Whether one can legitimately account the microprocessor market to NASA technology transfer (the base market came from Defense investment) seems to be an arbitrary matter of where one draws the line in a cascade of secondary effects—when it is the existence of the cascade that is the significant point.
Heinlein spoke directly to this point in his testimony:
But this I must say: NASA’s presentation is extremely modest; it cites only 46 applications—whereas I know there are hundreds. Often one bit of research results in 2nd, 3rd, and 4th generations; each generation usually has multiple applications—spinoffs have spinoffs, branching out like a tree.
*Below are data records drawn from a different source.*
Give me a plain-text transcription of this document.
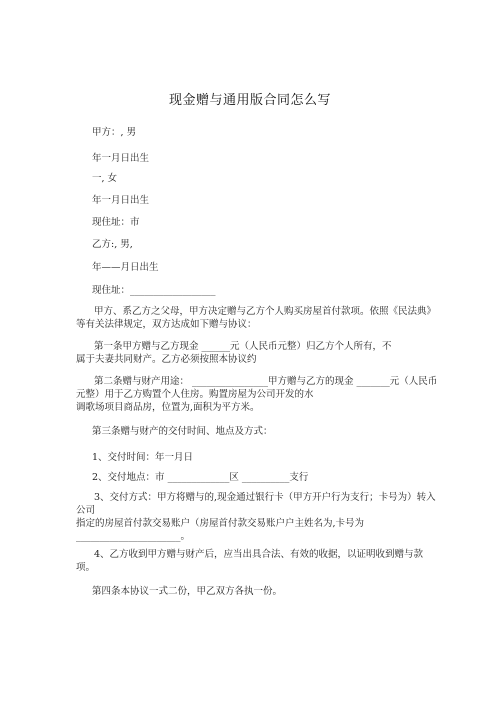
现金赠与通用版合同怎么写
甲方：, 男
年一月日出生
一, 女
年一月日出生
现住址：市
乙方:, 男,
年——月日出生
现住址：__________________
甲方、系乙方之父母，甲方决定赠与乙方个人购买房屋首付款项。依照《民法典》
等有关法律规定，双方达成如下赠与协议：
第一条甲方赠与乙方现金 ______元（人民币元整）归乙方个人所有，不
属于夫妻共同财产。乙方必须按照本协议约
第二条赠与财产用途： ________________甲方赠与乙方的现金 _______元（人民币
元整）用于乙方购置个人住房。购置房屋为公司开发的水
调歌场项目商品房，位置为,面积为平方米。
第三条赠与财产的交付时间、地点及方式：
1、交付时间：年一月日
2、交付地点：市 _____________区 __________支行
3、交付方式：甲方将赠与的,现金通过银行卡（甲方开户行为支行；卡号为）转入
公司
指定的房屋首付款交易账户（房屋首付款交易账户户主姓名为,卡号为
______________________。
4、乙方收到甲方赠与财产后，应当出具合法、有效的收据，以证明收到赠与款
项。
第四条本协议一式二份，甲乙双方各执一份。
To get a feeling for this, think of the endless applications of Lee de Forrest’s vacuum tube, Dr. Shockley’s transistor.
Here is an easy way to spot space-research spinoffs: If it involves microminiaturization of any sort, minicomputers, miniaturized long-life power sources, highly reliable microswitches, remotely-controlled manipulators, image enhancers, small and sophisticated robotics or cybernetics, then, no matter where you find the item, at a critical point in its development it was part of our space program.